GME Funding

GME financing system needs overhaul: IOM report

. 4 MIN READ
By
Lauren Rees , News Writer

A long-awaited report from the Institute of Medicine (IOM) calls for transitioning the current graduate medical education (GME) system to a transparent, performance-based system.  Adding additional funds to the system, however, isn’t one of the recommendations—a fact that concerns the AMA.

“Despite the fact that workforce experts predict a shortage of more than 45,000 primary care and 46,000 specialty physicians in the U.S. by 2020, the report provides no clear solution to increasing the overall number of graduate medical education positions to ensure there are enough physicians to meet actual workforce needs,” AMA Immediate-Past President Ardis Dee Hoven, MD, said in a statement.

While the IOM report does not address increasing the number of residency slots, it makes five significant recommendations that would be part of the decade-long overhaul:

  • Maintain current Medicare GME funding while modernizing payment methods to reward performance, ensure accountability and create incentive for innovation, eventually phasing out the current system.

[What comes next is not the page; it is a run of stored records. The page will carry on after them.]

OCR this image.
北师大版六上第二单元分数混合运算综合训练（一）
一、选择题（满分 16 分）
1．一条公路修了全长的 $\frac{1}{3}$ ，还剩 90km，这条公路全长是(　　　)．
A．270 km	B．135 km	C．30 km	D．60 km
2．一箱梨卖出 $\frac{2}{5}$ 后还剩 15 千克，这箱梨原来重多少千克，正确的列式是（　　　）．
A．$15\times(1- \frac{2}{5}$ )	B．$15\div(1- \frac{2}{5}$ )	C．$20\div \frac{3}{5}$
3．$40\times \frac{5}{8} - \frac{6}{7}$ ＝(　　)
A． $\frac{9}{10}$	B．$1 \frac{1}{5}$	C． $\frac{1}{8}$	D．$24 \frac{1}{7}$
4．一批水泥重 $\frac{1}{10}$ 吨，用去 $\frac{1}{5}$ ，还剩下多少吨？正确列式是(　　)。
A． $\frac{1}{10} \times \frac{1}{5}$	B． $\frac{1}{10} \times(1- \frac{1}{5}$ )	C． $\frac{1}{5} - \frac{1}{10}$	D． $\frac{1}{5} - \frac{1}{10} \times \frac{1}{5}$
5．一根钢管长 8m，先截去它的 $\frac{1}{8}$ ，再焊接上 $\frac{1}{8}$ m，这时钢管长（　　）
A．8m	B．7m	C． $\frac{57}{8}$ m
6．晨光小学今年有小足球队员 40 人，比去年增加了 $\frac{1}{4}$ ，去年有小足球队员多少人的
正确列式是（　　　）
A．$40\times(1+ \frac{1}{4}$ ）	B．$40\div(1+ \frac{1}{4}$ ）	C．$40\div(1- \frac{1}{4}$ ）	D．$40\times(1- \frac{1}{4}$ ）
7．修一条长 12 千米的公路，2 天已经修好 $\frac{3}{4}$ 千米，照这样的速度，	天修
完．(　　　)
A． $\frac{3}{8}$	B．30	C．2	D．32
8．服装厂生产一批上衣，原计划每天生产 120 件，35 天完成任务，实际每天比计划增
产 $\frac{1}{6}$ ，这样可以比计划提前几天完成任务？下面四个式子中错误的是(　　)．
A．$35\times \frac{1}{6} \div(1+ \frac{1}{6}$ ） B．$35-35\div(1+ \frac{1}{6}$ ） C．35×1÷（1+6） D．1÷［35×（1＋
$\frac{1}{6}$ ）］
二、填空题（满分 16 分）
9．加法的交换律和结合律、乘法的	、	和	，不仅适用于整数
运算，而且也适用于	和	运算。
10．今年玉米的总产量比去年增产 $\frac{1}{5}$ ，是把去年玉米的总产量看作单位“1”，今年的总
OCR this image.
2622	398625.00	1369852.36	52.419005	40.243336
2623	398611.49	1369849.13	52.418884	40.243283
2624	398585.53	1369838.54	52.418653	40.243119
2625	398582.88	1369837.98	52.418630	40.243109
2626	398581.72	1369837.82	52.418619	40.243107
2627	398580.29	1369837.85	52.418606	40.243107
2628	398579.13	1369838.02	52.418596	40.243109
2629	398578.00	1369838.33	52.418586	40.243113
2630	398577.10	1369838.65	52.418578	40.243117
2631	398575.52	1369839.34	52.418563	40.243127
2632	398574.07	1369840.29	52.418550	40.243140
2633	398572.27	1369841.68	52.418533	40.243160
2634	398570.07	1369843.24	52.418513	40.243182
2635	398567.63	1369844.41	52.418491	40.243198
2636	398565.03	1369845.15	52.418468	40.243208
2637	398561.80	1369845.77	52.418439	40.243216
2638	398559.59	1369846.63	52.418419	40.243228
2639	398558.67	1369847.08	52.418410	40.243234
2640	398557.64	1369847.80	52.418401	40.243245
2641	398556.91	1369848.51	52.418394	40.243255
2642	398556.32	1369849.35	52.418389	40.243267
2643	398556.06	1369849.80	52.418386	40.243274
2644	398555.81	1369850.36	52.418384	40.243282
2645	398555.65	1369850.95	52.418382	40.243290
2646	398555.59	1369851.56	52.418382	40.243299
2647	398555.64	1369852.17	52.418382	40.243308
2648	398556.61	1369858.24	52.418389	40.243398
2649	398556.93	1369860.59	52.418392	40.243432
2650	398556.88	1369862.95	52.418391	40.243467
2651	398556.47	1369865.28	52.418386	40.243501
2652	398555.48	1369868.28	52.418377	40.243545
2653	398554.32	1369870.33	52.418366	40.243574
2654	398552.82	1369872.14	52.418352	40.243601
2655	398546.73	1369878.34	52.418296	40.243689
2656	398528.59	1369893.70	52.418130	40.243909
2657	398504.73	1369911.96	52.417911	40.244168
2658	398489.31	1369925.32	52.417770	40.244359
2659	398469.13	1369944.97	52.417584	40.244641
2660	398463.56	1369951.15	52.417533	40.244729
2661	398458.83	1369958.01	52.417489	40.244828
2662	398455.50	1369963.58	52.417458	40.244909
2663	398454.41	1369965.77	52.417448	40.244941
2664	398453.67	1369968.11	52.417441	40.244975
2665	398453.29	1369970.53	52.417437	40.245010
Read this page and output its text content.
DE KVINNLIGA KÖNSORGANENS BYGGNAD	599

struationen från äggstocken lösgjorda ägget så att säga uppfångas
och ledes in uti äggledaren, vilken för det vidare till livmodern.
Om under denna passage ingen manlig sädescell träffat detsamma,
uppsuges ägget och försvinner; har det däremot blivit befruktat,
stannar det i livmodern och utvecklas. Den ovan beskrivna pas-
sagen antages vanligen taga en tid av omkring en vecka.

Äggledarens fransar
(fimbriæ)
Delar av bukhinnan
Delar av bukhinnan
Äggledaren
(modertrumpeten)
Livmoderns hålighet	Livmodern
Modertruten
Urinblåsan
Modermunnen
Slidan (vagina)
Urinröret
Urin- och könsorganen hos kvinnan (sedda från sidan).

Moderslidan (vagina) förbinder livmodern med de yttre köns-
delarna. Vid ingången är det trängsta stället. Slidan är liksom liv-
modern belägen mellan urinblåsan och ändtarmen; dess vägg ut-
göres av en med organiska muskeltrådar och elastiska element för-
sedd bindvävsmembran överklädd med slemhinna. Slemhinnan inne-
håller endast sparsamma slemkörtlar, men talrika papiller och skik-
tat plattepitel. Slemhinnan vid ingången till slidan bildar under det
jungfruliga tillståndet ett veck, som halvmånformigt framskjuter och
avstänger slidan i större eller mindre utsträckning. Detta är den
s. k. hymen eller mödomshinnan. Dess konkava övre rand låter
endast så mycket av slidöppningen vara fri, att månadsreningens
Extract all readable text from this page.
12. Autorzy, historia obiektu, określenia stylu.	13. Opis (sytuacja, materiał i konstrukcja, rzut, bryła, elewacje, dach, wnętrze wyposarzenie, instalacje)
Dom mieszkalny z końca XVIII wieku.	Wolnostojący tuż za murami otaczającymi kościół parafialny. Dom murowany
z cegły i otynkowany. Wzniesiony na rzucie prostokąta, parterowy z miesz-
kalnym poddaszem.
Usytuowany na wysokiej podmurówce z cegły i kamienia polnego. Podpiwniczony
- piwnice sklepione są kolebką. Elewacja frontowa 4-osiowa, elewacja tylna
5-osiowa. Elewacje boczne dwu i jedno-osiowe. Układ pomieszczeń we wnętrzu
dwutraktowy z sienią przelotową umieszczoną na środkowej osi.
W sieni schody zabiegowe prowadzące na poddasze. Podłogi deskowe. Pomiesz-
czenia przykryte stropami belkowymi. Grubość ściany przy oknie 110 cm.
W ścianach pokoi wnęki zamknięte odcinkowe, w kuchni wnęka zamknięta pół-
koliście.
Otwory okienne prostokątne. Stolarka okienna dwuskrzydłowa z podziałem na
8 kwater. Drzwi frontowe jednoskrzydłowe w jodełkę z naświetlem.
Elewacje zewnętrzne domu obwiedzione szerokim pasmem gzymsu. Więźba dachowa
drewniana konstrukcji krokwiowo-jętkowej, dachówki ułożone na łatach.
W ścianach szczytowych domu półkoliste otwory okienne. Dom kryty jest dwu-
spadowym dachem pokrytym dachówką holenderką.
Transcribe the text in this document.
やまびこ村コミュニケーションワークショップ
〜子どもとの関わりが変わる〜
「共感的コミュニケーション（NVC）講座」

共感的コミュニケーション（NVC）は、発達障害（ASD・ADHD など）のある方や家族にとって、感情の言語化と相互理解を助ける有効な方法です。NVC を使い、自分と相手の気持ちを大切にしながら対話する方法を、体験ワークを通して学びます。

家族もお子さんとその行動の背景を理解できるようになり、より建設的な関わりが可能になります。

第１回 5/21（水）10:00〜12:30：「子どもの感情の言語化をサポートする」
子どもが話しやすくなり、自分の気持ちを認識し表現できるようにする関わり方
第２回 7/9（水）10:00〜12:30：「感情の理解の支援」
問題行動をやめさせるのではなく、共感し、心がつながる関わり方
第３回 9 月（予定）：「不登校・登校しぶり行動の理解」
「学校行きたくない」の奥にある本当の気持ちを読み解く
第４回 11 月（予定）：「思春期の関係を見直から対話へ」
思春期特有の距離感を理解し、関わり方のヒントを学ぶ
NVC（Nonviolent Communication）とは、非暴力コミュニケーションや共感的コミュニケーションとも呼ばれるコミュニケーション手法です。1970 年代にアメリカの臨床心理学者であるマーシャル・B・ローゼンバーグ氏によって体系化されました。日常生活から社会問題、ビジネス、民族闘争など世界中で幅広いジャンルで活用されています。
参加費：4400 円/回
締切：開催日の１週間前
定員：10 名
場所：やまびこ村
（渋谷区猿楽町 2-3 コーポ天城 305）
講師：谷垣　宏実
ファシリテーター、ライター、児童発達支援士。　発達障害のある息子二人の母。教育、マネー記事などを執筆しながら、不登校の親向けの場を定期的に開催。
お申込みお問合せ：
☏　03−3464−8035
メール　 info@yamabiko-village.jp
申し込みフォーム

Roughly $15 billion in public funding supports GME, and two-thirds of that—about $9.7 billion—comes from Medicare, with an additional $4 billion coming from Medicaid.
  • Rebuild the GME policy and financing infrastructure with a two-pronged approach:
    • Create a GME policy council in the U.S. Department of Health and Human Services to develop a strategic plan for Medicare GME financing, research sufficiency of workforce and geographic or specialty issues, develop future federal policies, coordinate among stakeholders, and provide annual progress reports to Congress and the president on the state of GME.
    • Create a GME center within the Centers for Medicare & Medicaid Services to manage the operational aspects of GME funding, manage the new GME transformation fund, and collect and report on data to ensure transparency in the use of those funds.
  • Create one Medicare GME fund with two subsidiary funds:
    • An operational fund to distribute funds for residency training positions that are currently approved and funded.
    • A transformation fund to finance initiatives to develop and evaluate innovative GME programs, pilot alternative payment methods, and award new positions in priority areas, among other opportunities.
  • Modernize the GME payment methodology. This proposal would shift from the current two independent funding streams, made up of direct GME payments and indirect medical education adjustments. Instead, organizations sponsoring GME programs would receive one payment based on a national per-resident amount. Payments would eventually be performance-based, using information from the transformation fund pilot studies.
  • Ensure the same level of transparency and accountability in Medicaid GME funding.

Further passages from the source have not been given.